Small language models can run on devices that users or companies already own, making them easier to deploy locally, improving accessibility and reducing the need for extensive infrastructure support.

This means small language models also offer better security.

For example, using genAI in a defence context, you don’t want your national security to depend on a third-party product or be vulnerable to cyberattack.

Instead, small language models can be deployed on a local device, which allows your data to stay with you, and there’s no need for internet access.

So, what’s stopping us from using these greener, cheaper, safer generative AI alternatives already?

Small language models do currently face some limitations. Because they are smaller, their performance is different. They can’t help you with complex tasks and are better used for more specific topics or simple tasks.

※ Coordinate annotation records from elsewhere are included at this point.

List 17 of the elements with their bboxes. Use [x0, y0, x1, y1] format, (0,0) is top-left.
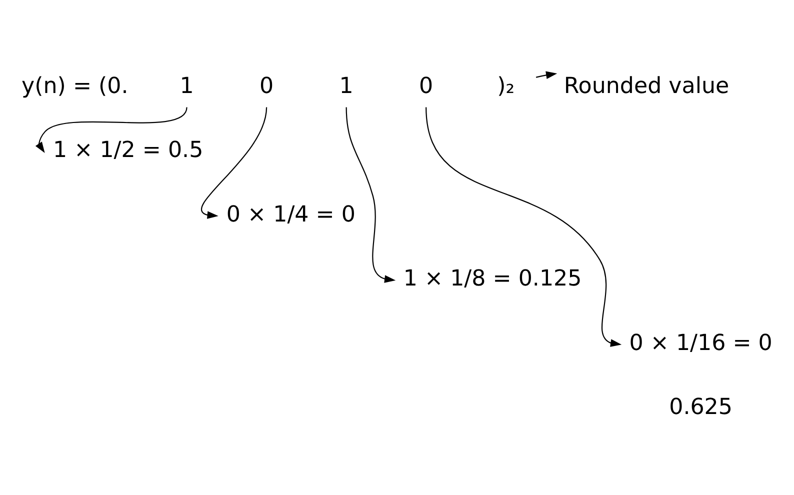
- node-text: )₂: [497, 72, 515, 98]
- arrow: [426, 106, 622, 346]
- node-text: 1 × 1/2 = 0.5: [52, 136, 204, 163]
- arrow: [536, 70, 558, 78]
- node-text: 0 × 1/4 = 0: [226, 200, 356, 227]
- arrow: [35, 106, 188, 153]
- node-text: 0 × 1/16 = 0: [629, 329, 772, 356]
- node-text: 0: [419, 72, 434, 98]
- node-text: Rounded value: [564, 72, 730, 98]
- node-text: 1: [339, 72, 354, 98]
- node-text: 0: [260, 72, 274, 98]
- node-text: 1: [180, 72, 194, 98]
- label: 0.625: [669, 394, 733, 420]
- arrow: [346, 106, 396, 282]
- node-text: y(n) = (0.: [22, 72, 128, 98]
- node-text: 1 × 1/8 = 0.125: [403, 265, 582, 292]
- arrow: [201, 106, 268, 218]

Many of the things we look to large language models for assistance with day-to-day can be accomplished with a properly trained small language model, like asking for a recipe, booking a hotel room or writing a report.

But so far, much more money has poured into the development of large language models, and big tech companies are now heavily invested in ensuring that investment pays off.  Arguably, it’s in their business interests to maintain the performance gap their large, paid, models currently offer over smaller, open access, alternatives.

This has left small language models somewhat overlooked. As a result, it’s mostly researchers and start-ups who are developing this space right now, which means investment is lower and progress is therefore slower.

More research is required before small language models can be widely adopted into genAI technology.

That’s where our work at Deakin’s Applied Artificial Intelligence Initiative comes in.

One of our insights is around using multiple small AI models that collaborate rather than relying on one large model. Our early work suggests groups of smaller specialised models can share reasoning and solve complex tasks together.

A drone, for instance, could run a small vision model to spot hazards alongside a separate reasoning model to decide its next move, both operating locally on a chip with no internet required.

Another part of our work looks at training AI for tasks without a single correct answer. Current approaches need clear right-or-wrong answers to learn. We’re developing approaches that train models on open-ended problems: writing a caption, building a story from images, or finding a creative solution where no single answer is correct.

We’re also solving AI’s forgetting problem. Current models lose old skills when they learn new ones. We’re building systems that accumulate knowledge, like a prosthetic limb that learns your walk, your run, and adapts to injury over years, never losing a movement pattern it has ever known.

We hope this work can help build a safer and more sustainable approach to generative AI.